It seems we all need more exercise – including even our 3- to 5-year-olds.
A recent study suggests that many preschool programs aren’t providing enough time for physical activity for children. This is one of the first studies that looks at the activity levels of preschoolers.
According to the research, activity time varies widely among preschoolers, but most fall short in providing even half of the two hours of moderate to vigorous physical activity -- half in structured physical activity and the rest in unstructured, free-play settings --recommended for that age group by the National Association for Sport and Physical Education. Results found that children at preschools participated in about seven or eight minutes of at least moderate physical activity during a typical hour. Over an average six-hour day, children were not likely to meet the recommended activity requirement.
Other findings included that boys were more likely to participate in moderate or vigorous physical activity than girls, although no significant gender differences were found for time spent in light activity or sedentary programs.
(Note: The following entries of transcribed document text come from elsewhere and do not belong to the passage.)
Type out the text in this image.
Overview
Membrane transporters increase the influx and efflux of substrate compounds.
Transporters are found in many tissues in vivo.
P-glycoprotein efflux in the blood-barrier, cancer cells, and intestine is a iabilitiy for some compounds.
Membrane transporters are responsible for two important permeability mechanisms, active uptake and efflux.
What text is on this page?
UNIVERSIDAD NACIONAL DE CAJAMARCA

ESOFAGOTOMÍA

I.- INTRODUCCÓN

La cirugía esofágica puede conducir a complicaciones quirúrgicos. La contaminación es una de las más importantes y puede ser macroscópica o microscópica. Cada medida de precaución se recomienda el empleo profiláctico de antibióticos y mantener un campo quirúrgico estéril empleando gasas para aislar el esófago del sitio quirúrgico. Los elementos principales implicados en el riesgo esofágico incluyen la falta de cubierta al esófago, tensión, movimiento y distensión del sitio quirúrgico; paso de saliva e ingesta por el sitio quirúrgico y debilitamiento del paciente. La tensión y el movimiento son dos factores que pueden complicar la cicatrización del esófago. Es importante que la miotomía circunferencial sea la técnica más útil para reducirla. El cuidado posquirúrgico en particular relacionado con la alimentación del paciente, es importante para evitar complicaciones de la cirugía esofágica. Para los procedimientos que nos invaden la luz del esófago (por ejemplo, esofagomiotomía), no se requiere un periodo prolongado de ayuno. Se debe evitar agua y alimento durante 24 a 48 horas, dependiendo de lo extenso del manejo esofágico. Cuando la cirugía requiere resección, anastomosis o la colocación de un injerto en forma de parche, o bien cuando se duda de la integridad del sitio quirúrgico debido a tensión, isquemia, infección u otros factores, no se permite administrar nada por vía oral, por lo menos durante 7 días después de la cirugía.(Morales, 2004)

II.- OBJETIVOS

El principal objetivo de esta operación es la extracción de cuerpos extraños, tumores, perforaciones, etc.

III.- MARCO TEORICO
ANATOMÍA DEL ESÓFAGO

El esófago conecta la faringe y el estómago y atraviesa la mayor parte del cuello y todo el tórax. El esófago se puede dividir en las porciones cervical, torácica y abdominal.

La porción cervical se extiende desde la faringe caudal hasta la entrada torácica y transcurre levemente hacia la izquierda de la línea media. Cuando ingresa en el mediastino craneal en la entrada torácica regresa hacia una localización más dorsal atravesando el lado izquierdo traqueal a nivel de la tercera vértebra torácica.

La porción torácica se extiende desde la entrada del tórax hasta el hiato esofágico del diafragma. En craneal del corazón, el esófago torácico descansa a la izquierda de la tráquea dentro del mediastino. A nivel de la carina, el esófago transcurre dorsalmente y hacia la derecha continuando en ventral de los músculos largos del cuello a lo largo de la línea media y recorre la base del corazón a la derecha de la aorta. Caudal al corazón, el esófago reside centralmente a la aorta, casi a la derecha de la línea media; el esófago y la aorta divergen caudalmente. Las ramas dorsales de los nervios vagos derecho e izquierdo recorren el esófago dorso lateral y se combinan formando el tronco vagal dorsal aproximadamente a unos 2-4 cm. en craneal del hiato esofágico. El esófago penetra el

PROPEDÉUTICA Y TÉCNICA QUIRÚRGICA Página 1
Also, 4- and 5-year-olds had significantly more sedentary intervals and significantly fewer times of light activity than 3-year-olds, and African-American children were more physically active than white children.
Published in the November issue of the journal Pediatrics, the study looked at 281 children in nine preschools in Columbia, S.C., including Head Start, church and private programs. The study was funded by a grant from the Gerber Products Co. Russ Pate at the University of South Carolina led the research.
Physical activity has been found to be important in a child's physical and social development, and more than 10 percent of all preschool children in the United States are overweight with about 11 percent in danger of becoming overweight, Pate said in a release about the research.